Er gehört zu den Granden deutscher Urban Art: Der Hamburger mittenimwald hat mit seinen so ästhetisch ausgereiften wie pointierten Stencils weit über die Landesgrenzen hinaus Geschichte geschrieben – und so lassen sich seine künstlerischen Fußabdrücke bis nach Mexiko und Asien verfolgen.
Schönheit & Ambivalenz
Im Zentrum seiner Arbeiten steht die Frau. Wobei mittenimwald unübertroffen darin ist, seiner Darstellung des „Frauseins“ alle Aspekte, Facetten und Charakteristika von weiblicher Entität abzuringen. Schön, selbstbestimmt, smart und souverän muten seine Heroinen an. Aber genauso wohnt ihnen das Rebellische, Provokante und Wehrhafte inne, das sie zu selbstbewußten Amazonen stilisiert.

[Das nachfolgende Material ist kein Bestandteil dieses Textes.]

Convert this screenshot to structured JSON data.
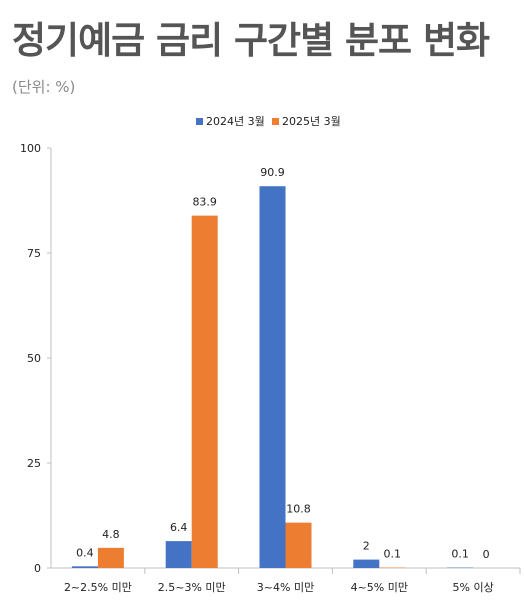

In „Young, Poor & Angry“ geht es um Dualität und Ambivalenz, um das Spiel mit Klischees und den gezielten Bruch mit ebendiesen. Und so schmückt mittenimwald seine sinnlichen Frauenfiguren auch gerne mal mit Militaria und Punk-Devotionalien, um die weiblichen Stereotypen der Unschuld, der moralischen Überlegenheit und der inneren wie äußeren Makellosigkeit gezielt zu unterlaufen. „Das Schöne muss auch immer das Tiefgründige implizieren, es muss sich in Vergleich zu etwas ästhetisch Minderem setzen, um überhaupt als schön wahrgenommen zu werden.“, sagt mittenimwald. Dieser Ansatz manifestiert sich nicht nur in der vordergründigen Motivik, sondern auch in den komplexen Hintergründen, die mal in verwaschenen Zeitungscollagen, mal in wie zufällig arrangierten Drippings gipfeln, die mittenimwalds Protagonistinnen in immer wieder neue Kontexte setzen – und somit stets neue Geschichten erzählen. Verstärkt wird das durch Typografien, die wahlweise verheißungsvoll, sardonisch oder offen sozialkritisch sind – und mittenimwalds Heldinnen zu reflektierten Mediatorinnen respektive zu Kritikerinnen am Zeitgeist adeln.
Hommage an die Frauen
Dem Faszinosum Frau huldigt mittenimwald auch mit allen materiellen Finessen. Seine Detailtreue ist legendär: Jedes Haar, jede Wimper, jeder Faltenwurf eines Kleidungsstücks ist filigran herausgearbeitet und besticht durch Lebendigkeit und Authenzität. Die Schablonen für seine Stencils sind das Produkt von genialer Beobachtungsgabe, substanzieller Verdichtung und handwerklicher Akkuratesse. Nicht umsonst genießt der Hamburger den Ruf als einer der besten Schablonenfertiger der Urban Art-Szene.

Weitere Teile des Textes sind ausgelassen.